COMMENTARY: Champion Spurs Challenge Father Time
Charles E. Sutton | 6/23/2014, 3 p.m. | Updated on 6/24/2014, 5 p.m.
A few weeks ago, when I predicted that the San Antonio Spurs would win the NBA title, everyone in the barber shop where I've gotten my hair cut for the past 10 years laughed at me, including a UPS guy making a delivery at the time.
I'm due to get my hair cut Friday. My mentor has often encouraged me not to say "I told you so." Thus, I won't say it. But I'll certainly be thinking it.
I still find it hard to believe that the Spurs remained under the radar all season long. In spite of them having the best record in the league, all I constantly heard about the Miami Heat and the Indiana Pacers. I, too, was initially among the many who had the Heat winning it for a third straight year.
Meanwhile, with their focused, disciplined, business-like approach, the Spurs continued to steamroll the competition. No chest bumping, no gyrations, no trash talking. All they did was finish the regular season with a league's best record of 62-20.
What I find particularly interesting about most fans is that, rather than focus on the Spurs' qualities, they'd seemingly prefer to focus on the ages of Tim Duncan, Manu Ginobili and Tony Parker. For the record, Duncan is 38, Ginobili is 36, and Parker is 32. I know, those are not young players by NBA standards. But all three of them have been and still are very effective, champion-caliber players. Quite frankly, I'd rather have a team full of older players that are getting it done than a young team that consistently comes up short.
Conventional wisdom says that you can't beat Father Time. I agree, but thus far, Duncan, Ginobili and Parker have given Father Time a black eye and a fat lip. Of course, at some point they won't be able to perform at their current level. However, Duncan continues to be one of the steadiest power forwards in league history, Ginobili still knocks down big three-pointers and Parker manages to get to the basket on a regular basis.

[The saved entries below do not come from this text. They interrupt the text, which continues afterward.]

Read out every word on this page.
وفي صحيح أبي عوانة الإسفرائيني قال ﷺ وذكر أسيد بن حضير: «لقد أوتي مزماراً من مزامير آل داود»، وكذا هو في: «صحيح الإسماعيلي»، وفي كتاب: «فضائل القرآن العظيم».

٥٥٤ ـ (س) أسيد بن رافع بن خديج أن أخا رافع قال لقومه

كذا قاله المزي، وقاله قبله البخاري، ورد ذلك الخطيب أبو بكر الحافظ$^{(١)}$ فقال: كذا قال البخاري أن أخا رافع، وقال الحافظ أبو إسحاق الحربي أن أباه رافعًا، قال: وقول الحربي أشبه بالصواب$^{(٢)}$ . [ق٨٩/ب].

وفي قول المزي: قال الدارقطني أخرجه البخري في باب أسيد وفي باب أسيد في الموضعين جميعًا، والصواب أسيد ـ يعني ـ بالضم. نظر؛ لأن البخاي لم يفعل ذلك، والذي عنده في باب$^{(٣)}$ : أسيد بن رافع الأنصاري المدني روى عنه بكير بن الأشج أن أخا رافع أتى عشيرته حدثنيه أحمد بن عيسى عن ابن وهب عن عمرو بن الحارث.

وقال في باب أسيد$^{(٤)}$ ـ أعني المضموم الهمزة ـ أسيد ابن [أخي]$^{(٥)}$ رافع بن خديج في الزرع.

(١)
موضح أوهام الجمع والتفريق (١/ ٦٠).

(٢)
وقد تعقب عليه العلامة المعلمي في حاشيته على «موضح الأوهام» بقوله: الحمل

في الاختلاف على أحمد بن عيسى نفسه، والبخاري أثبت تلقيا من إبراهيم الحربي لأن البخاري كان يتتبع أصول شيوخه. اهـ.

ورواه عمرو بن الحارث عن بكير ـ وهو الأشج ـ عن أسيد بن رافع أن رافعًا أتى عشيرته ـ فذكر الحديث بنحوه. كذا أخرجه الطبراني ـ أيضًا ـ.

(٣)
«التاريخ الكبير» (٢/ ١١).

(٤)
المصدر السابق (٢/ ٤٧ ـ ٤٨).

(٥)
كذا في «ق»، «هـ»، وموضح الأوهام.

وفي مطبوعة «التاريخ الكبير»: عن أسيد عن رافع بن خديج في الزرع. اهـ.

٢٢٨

And, contrary to popular belief, the Spurs actually aren't that old. Small forward Kawhi Leonard will turn 23 on Sunday. Patty Mills is 25 and Danny Green is 27. Tiago Splitter and Marco Belinelli are also in their 20s. Of course, the Spurs are led by their more seasoned players, but each member of their supporting cast made valuable contributions during the regular season and postseason as well.

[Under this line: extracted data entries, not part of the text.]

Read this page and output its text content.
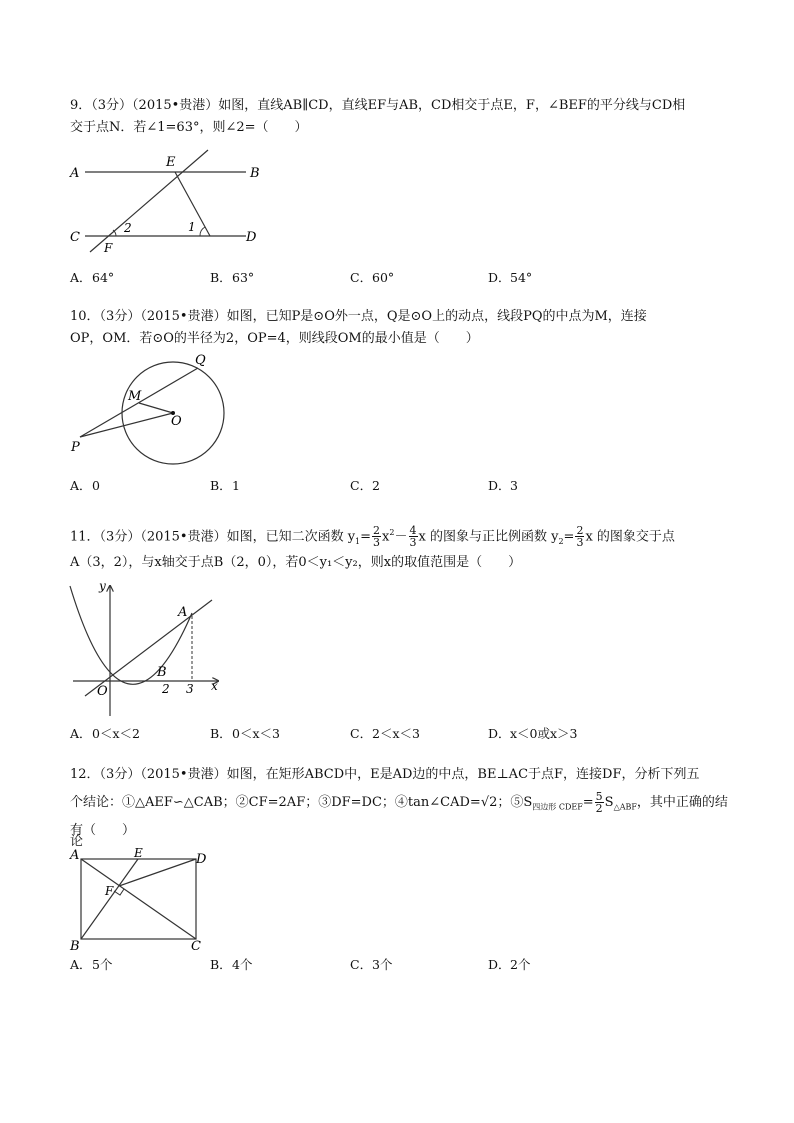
9．（3分）（2015•贵港）如图，直线AB∥CD，直线EF与AB，CD相交于点E，F，∠BEF的平分线与CD相

交于点N．若∠1=63°，则∠2=（　　）

A	B
C	D
E
F
1
2
A．64°	B．63°	C．60°	D．54°

10．（3分）（2015•贵港）如图，已知P是⊙O外一点，Q是⊙O上的动点，线段PQ的中点为M，连接

OP，OM．若⊙O的半径为2，OP=4，则线段OM的最小值是（　　）

Q
M
O
P
A．0	B．1	C．2	D．3

11．（3分）（2015•贵港）如图，已知二次函数 $y_1= \frac{2}{3} x^2- \frac{4}{3}$ x 的图象与正比例函数 $y_2= \frac{2}{3}$ x 的图象交于点

A（3，2），与x轴交于点B（2，0），若0＜y₁＜y₂，则x的取值范围是（　　）

y
x
A
B
O	2 3
A．0＜x＜2	B．0＜x＜3	C．2＜x＜3	D．x＜0或x＞3

12．（3分）（2015•贵港）如图，在矩形ABCD中，E是AD边的中点，BE⊥AC于点F，连接DF，分析下列五

个结论：①△AEF∽△CAB；②CF=2AF；③DF=DC；④tan∠CAD=√2；$⑤S_{四边形 CDEF}= \frac{5}{2} S_{\triangle ABF}$，其中正确的结论

有（　　）

A
B	C
D
E
F
A．5个	B．4个	C．3个	D．2个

Under the leadership of head coach Gregg Popovich — arguably the best coach in the game today — the Spurs have a roster that would make the United Nations proud, sporting players from France, Australia, Argentina, Brazil, Italy and the Virgin Islands. There have been several occasions upon which none of the five Spurs players on the court is American.
Sure, Miami has the Big Three in LeBron James, Dwayne Wade and Chris Bosh. They have large commercial endorsements and big-time celebrity status. Wade's fiancée, Gabrielle Union, is even a celebrity actress. But having your image plastered on billboards doesn't win championships. Perhaps the Heat should take a page out of the Spurs' book. Spend more hours focused on basketball and less time on promoting self and marketing products. Rather than seeking stardom, seek to implement those things that will help your basketball team to improve.
I can't speak for you, but it seems to me that unless the Heat does something significantly different, their best basketball might be behind them (especially if LeBron's days in South Beach are finished). On the other hand, the Spurs seem to improve like a fine Cabernet. There's no reason to believe that they won't compete for the championship again next season. And let's not forget that Carmelo Anthony is a free agent now, too. If the Spurs manage to nab 'Melo (not as far-fetched as it sounds), they'll be the favorite to win it all again.
The Spurs have knocked down Father Time twice and currently have him on the ropes. We all know that it's ultimately a losing battle. But the Spurs may be putting up one of the best challenges of all time.